The plant surface is covered with a waxy cuticle that serves as a first structural and chemical barrier against pathogens (Samuels et al., 2008). It is synthesized by epidermal cells and consists of two different types of lipophilic materials, cutin and cuticular wax. Cuticular wax is a mixture of highly hydrophobic monomers derived from saturated very long chain fatty acids (VLCFAs) with predominant chain lengths from C26 to C34. VLCFAs made in the epidermis are used for the production of wax components (aldehydes, alcohols, alkanes, ketones, and alkyl esters) via two wax biosynthetic pathways: an alcohol-forming pathway and an alkane-forming pathway. Similar cuticular wax compositions in a wide variety of plant species suggest that cuticle structure and formation are highly conserved across the plant kingdom.

 

 

 

 

 

 

 

 

 

 

 

 

 

 

Even though all of the steps involved in the formation of cuticular wax components are known, and representative genes encoding the enzymes have been cloned, the need for the detected complexity of cuticular wax mixtures is not clear. In particular, knowledge on the specific roles and the relative importance of individual molecular classes in plant defence against insects is scarce. So far, only their involvement in forming a mechanical barrier or in insect adhesion or recognition has been suggested. Similarly, our knowledge of the significance of these unusual, extremely long aliphatic molecules in plant resistance against pathogens is incomplete.
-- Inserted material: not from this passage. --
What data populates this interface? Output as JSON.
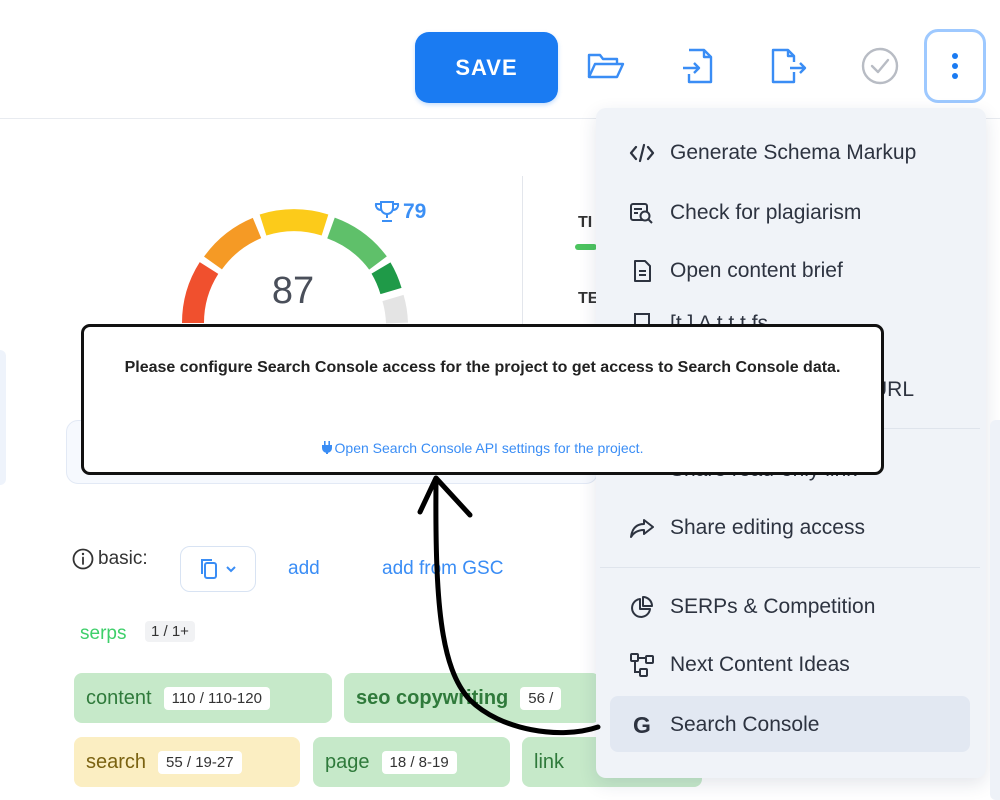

However, for powdery mildews several lines of evidence suggest that metabolites from the alkane-forming pathway are important for their development and pathogenicity, while the physical structure of epicuticular waxes on the plant surface does not seem to affect the penetration process. Therefore, we will examine and compare the role of cuticular waxes in plant defence against insects with that against biotrophic fungi.